Within the broader alliance, OPEC+'s core member Russia has remained steadfast in raising its crude exports to record levels following Ukrainian attacks on its refineries, likely diverting supplies that cannot be processed domestically.

U.S. Inflation Pressure Gets a Key Buffer! Wall Street Predicts Major Oil Price Retreat

Following the provisional U.S.-Iran peace agreement, oil and natural gas energy is once again being shipped out of the Persian Gulf on a large scale. Recently, major Wall Street banks including Citigroup, Goldman Sachs, and Morgan Stanley have aligned on a main theme for the commodity market: cutting the "war risk premium" from oil price expectations, consistently lowering their oil price forecasts. The international oil price benchmark, Brent crude futures, traded around $72 per barrel on Friday. This represents a significant retreat from the wartime peak of over $126 per barrel on April 30. Citigroup's projected range of $60–$65 per barrel for the year suggests that the current forward curve has not yet fully priced in the combined pressures of supply recovery, slower-than-expected inventory drawdowns, and a weakening physical market.

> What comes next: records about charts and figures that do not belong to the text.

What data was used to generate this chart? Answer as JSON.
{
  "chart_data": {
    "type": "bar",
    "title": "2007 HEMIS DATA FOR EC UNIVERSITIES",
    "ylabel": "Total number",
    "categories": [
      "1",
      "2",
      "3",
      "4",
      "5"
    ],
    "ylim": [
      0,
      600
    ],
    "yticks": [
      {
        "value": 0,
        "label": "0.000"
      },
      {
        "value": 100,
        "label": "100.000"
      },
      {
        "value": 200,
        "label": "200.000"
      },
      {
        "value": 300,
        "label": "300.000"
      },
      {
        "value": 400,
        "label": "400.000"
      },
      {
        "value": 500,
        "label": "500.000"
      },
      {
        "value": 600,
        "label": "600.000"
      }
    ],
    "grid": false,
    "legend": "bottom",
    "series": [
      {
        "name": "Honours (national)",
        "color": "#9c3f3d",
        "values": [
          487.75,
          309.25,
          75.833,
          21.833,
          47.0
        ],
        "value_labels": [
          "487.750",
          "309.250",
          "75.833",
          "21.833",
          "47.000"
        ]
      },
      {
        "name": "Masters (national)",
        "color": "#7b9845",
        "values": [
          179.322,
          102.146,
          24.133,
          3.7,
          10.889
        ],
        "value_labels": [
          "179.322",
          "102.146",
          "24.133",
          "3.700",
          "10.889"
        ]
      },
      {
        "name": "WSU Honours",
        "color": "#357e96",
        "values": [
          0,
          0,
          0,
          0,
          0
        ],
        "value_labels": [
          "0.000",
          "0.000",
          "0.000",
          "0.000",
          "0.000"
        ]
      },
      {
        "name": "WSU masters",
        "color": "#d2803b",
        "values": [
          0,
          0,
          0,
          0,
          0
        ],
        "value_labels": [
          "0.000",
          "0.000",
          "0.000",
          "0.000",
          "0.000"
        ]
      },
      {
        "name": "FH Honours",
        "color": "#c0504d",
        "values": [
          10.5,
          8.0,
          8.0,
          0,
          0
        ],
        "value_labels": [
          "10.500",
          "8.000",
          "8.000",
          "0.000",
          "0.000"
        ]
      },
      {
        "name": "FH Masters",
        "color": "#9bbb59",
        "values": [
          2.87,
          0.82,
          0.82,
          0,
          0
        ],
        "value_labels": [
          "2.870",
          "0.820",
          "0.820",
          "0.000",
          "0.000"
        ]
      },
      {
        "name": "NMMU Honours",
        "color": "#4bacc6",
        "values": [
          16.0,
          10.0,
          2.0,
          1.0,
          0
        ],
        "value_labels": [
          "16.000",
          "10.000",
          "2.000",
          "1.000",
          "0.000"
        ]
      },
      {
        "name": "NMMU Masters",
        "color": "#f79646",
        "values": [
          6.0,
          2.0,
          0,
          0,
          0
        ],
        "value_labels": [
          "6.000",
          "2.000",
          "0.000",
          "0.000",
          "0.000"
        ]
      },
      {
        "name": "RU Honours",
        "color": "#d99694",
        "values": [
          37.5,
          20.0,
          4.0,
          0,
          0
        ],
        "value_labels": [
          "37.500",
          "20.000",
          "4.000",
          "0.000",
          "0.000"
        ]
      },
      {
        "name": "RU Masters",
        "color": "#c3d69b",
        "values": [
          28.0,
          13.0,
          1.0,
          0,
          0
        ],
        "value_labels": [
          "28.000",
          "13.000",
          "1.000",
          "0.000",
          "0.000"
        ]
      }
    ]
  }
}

Citigroup's strategy team recommends selling oil during any summer price rallies. The core logic is that the U.S.-Iran memorandum of understanding is highly likely to be extended, shipping restoration is eroding the "blockade premium," and demand lacks support from a robust recovery in key fuel consumption in Asian markets like China. Citigroup's bearish view on oil is not simply a bet on "geopolitics disappearing," but rather the belief that the Hormuz risk premium is being systematically squeezed out of oil prices, returning pricing power to supply-demand fundamentals. Under the most pessimistic expectations of oversupply, Citigroup forecasts Brent could fall to $60 per barrel by year-end.

For major asset classes, the retreat in oil prices from wartime highs would weaken inflation expectations, ease upward pressure on long-term interest rates, and improve the cost curve for sectors like aviation, chemicals, transportation, manufacturing, and consumer goods. Regarding equity styles, energy stocks, oil services, and high-beta upstream assets face valuation compression. In contrast, semiconductor leaders in the AI computing chain, along with software, industrial automation, and high-quality growth stocks, may benefit from the combination of "declining inflation tail risk + reduced Fed tightening pressure."

These latest developments in energy supply recovery signify that the "energy-driven inflation shock" previously fueled by the U.S.-Iran war, the Hormuz blockade, and shipping risk premiums is now reversing. If input costs for crude oil, gasoline, diesel, jet fuel, and liquefied natural gas continue to fall, they will first lower the energy components within the U.S. CPI and PCE. Subsequently, through channels like transportation, airfares, chemicals, agricultural inputs, and corporate profit margins, this will begin to undermine reflationary pressures.

For the Federal Reserve, however, this is not a sufficient condition for an immediate shift to easing. Rather, it is a necessary condition for moving from "being forced to guard against reflation" to "awaiting data to confirm the restoration of disinflation." Only if the energy decline further lowers inflation expectations, and core services, wages, and housing inflation cool simultaneously, will the Fed have more substantial grounds to shift from "restrictive rates at high levels" towards genuine easing or a more moderate monetary policy cycle.